ブローバイに注意する事でエンジンの状態が判定可能なのです。
隙間の差
トランクの付け根や隙間の差も注意深く観察。
もちろんボンネットのヒンジやキャッチも点検。
幌の開閉
ペダル、ステアリングコラム、パワーウインドー、
幌の開閉などガタが無くスムーズであること。
キー
メインーやドア、トランクなどキーで全て開閉してストロークに差が無い事に注意します。
スイッチパネル
ドアのヒンジのガタやスイッチパネルのハゲもご注意。
Vol.2
雰囲気?
良いクルマには良い雰囲気が在ります。
良い人や良い会社には独特なムード、空気が在るようにね!
雰囲気?でもどうすればその雰囲気を実際に感じ取ることができるのでしょうか?
確かに良いも悪いも数多くのクルマを見ることも大切なのでしょう。
そこでTYPEONEは考えました。
虎の巻的にこれと言うポイントを、S2000を例に紹介します。
ボディーは生きてる?
S2000はオープンボディーです。
幌のロックを外して少し隙間を開けてフロントガラスとの隙間を見ましょう。
このクリアランスが違うと問題あり。
「大丈夫、幌交換でOK~な中古車屋さんは×」、ロックの受け部の傷もジックリ見ましょ。
ドア開けて、閉めて、ロックして?
ドンと閉めて、優しく閉めて左右の音の差に注意です。
キーで開閉したフィールの差も注意します。
開け閉めしながらドアヒンジやラッチャ(受け部)を注意深く見ます。
ドアのココ(1枚目の写真参照)を手でしつこいくらい左右に滑らせて比較します。
トランクもカギと電動の両方で開閉して音と振動を感じましょう。
10万キロ走行でもSは新車と左程に音は変わりません。
ボデーと内装が大事、外は二の次。
交換が出来る箇所より交換が出来ない場所の選別が重要。
カーペットやトランクが濡れている車は絶対にダメ。濡れたベッドがマズいのと同じですね。

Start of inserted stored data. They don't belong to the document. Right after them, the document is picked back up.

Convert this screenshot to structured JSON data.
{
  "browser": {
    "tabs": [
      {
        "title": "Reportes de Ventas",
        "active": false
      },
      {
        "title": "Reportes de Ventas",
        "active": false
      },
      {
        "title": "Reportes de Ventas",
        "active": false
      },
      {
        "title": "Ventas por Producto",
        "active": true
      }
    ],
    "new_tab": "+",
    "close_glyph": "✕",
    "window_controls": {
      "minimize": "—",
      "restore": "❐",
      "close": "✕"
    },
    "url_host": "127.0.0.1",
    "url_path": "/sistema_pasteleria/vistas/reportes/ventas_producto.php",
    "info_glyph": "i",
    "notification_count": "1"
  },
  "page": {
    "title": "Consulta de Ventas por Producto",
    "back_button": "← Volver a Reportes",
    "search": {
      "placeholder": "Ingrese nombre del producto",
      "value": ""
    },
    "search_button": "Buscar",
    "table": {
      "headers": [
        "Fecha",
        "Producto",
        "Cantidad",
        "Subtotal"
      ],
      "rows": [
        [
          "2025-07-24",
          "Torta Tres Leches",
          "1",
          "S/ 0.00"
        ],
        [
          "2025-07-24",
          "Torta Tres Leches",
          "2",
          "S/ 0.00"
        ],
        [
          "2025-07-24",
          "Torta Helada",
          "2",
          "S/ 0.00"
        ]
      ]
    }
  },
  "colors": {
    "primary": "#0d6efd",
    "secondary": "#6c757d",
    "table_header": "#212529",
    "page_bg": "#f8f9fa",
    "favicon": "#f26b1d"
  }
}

独特のカビ臭~い感じも絶対にアウトです。室内がサッパリしている事を最優先事項に。
シートは交換すればOKでも濡れた室内は腐りの基なのです。
走行中の車体からのキシミ音があるか?
ギシギシ車体からのきしみ音など俗に言う「低級音」は極低速(時速5km歩く速度)で
動かしてみることで聴き取り易くなります。少しの段差、前側、後ろ、片側だけなどを
乗り上げたり降りたりと繰り返して判断します。
車体に対して限定した部分を繰り返し入力する事でサスの動き、マウントの動き、
前後の差などが判断材料になります。オープン、クローズドの両方の差も参考に。
左右のフェンダーやラジエターサポートの色は?
ボンネットヒンジの周辺を良く観察します。
左右の仕上り差や取り付けボルトなどの色も注意深く見ます。
またボンネットの開く・閉る感も比較ししょう、リリースが自然か、閉める時の音も参考に。
走行距離とタイヤの減り具合の関係とは?
走行距離とタイヤの減り具合、製造年月日も見てみましょう。
ペダルも足元を覗いてガタの有無を「手で」触り見ましょう。
走行距離が少ないのに極端にタイヤの一部が偏摩耗の状態になっている場合はアライメント
(タイヤの取り付け角度)が狂っているだけなのか、あるいは事故で受けたダメージなどで
車体が歪んでしまったのかをどうして見極めるの・・?
事故車か否かの見極めは可能?不可能?
これは相当に難易度の高い判断が必要で普通の人には診断は不可能です。
事故歴が在れば事前に「キチン」と説明してどこに問題が在るのか説明してくれているのか?
価格と見合せて総合で判断することと同時に充分に試乗する事。
手放しでゆっくり加速しても直進する、軽い減速ブレーキングでもハンドルは取られない、
左右にステアリングを切っても同じ感触、などが目安で普通のクルマ同様に大事です。